Le accuse (ritardate) di Beppe Grillo
Ho seguito Beppe Grillo nella sua (incredibile) carriera. Credo di aver raccontato i suoi pregi e i suoi difetti.
Ma l'ho fatto in tempo reale, al momento opportuno.
Le bombe a scoppio ritardato non mi piacciono. E quindi non condivido le sparate che fa oggi Lello Liguori, a tanti anni di distanza. Lello, il mitico Lello, è stato un grande manager, un organizzatore di spettacoli. Aveva lanciato lui il Covo di Nord Est di Santa Margherita. Aveva creato un gemellaggio con la Bussola di Focette, il regno dell'altrettanto mitico Sergio Bernardini.
Il Covo richiamava a Santa i vip della Milano da bere. Il Covo era il locale alla moda. Onore a Lello, quindi.

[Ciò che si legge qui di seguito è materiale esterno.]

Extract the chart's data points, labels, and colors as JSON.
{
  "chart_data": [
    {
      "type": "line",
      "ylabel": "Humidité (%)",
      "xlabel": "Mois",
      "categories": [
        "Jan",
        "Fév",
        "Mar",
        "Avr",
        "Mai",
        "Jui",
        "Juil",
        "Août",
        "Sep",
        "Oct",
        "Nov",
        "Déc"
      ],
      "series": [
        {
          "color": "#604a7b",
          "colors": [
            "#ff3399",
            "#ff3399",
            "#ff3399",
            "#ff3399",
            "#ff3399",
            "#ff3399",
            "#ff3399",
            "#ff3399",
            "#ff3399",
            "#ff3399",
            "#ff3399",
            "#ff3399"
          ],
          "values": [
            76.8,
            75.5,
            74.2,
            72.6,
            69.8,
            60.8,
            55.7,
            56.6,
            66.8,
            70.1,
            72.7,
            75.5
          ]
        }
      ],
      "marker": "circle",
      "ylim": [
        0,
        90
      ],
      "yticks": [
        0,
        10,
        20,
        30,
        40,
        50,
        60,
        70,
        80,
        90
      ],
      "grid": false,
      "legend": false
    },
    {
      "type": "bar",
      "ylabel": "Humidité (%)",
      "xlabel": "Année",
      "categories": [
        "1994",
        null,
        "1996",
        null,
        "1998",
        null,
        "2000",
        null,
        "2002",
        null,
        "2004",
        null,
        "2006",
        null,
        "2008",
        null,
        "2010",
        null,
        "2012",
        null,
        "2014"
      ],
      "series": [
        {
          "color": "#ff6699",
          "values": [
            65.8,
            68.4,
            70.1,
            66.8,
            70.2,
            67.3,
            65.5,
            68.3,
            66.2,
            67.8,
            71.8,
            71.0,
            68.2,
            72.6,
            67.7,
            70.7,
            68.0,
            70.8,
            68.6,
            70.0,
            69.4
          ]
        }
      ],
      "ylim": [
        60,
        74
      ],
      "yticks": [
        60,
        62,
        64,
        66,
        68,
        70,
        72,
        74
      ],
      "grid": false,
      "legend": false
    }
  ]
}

Da qualche decennio (il tempo passa) Liguori è uscito di scena. Torna alla ribalta con le periodiche sparate contro Beppe Grillo, che sicuramente aveva contribuito a lanciare. Tre anni fa aveva raccontato a Renato Tortarolo, che l'aveva pubblicato sul "Secolo XIX", che quello stesso Grillo che ora fa il moralista e vorrebbe cambiare l'Italia, negli anni '80 amava farsi pagare soprattutto in nero. Ora, alla vigilia delle Elezioni Europee, l'ha ripetuto a Stefano Filippi de "Il Giornale" di Berlusconi. Ha raccontato che il comico genovese aveva un cachet di 70 milioni a serata, ma ne fatturava solo 10. Gli altri 60 erano in nero. Ha fatto un po' di calcoli: Grillo in quel periodo si è intascato 3 miliardi in nero.
In quegli anni facevo anche il cronista mondano, al Covo ero di casa. C'ero anche una sera in cui il manager di Grillo, il celebre "Cencio" Marangoni, era venuto ad accordarsi per uno spettacolo del suo assistito. Lello era furibondo. Mi raccontò delle pretese del comico, le cifre non collimano con quelle che dice adesso. E francamente solo 10 milioni su un contratto di 70 mi sembrano esagerate. Mi disse che il cachet era di 80 milioni. E che il comico, tramite il suo manager, ne pretendeva 50 in nero al momento del contratto, gli altri 30, regolari, li avrebbe presi in occasione della serata, dopo l'esibizione. Era furibondo, anche perché aveva il problema di far uscire 50 milioni in nero. Mi disse che era una cosa scandalosa, non si poteva più lavorare. Bisognava far cessare l'andazzo.
All'epoca lavoravo a "Oggi". Telefonai dal Covo al direttore Willy Molco. Mi autorizzò a far scoppiare lo scandalo. Dovevo naturalmente portare le prove. Con Lello avremmo dovuto rivederci il giorno dopo, per avere la documentazione segreta. Ma la notte gli aveva portato consiglio: "Elio, meglio non scrivere nulla. Anche perché nel mondo dello spettacolo Grillo non è il solo a pretendere soldi sottobanco. Se denuncio l'andazzo, poi non lavoro più".
Ecco: avrei preferito che il mio amico Lello Liguori, per moralizzare l'ambiente, parlasse allora. Avrebbe anche potuto raccontare perché Grillo aveva quel manager. E a chi quel manager doveva versare il 20% dei guadagni di Grillo. Parlare adesso, dopo tanti anni e alla vigilia delle elezioni, non è bello. Non fa parte di quello stile-Liguori che avevo sempre apprezzato al Covo di Nord Est.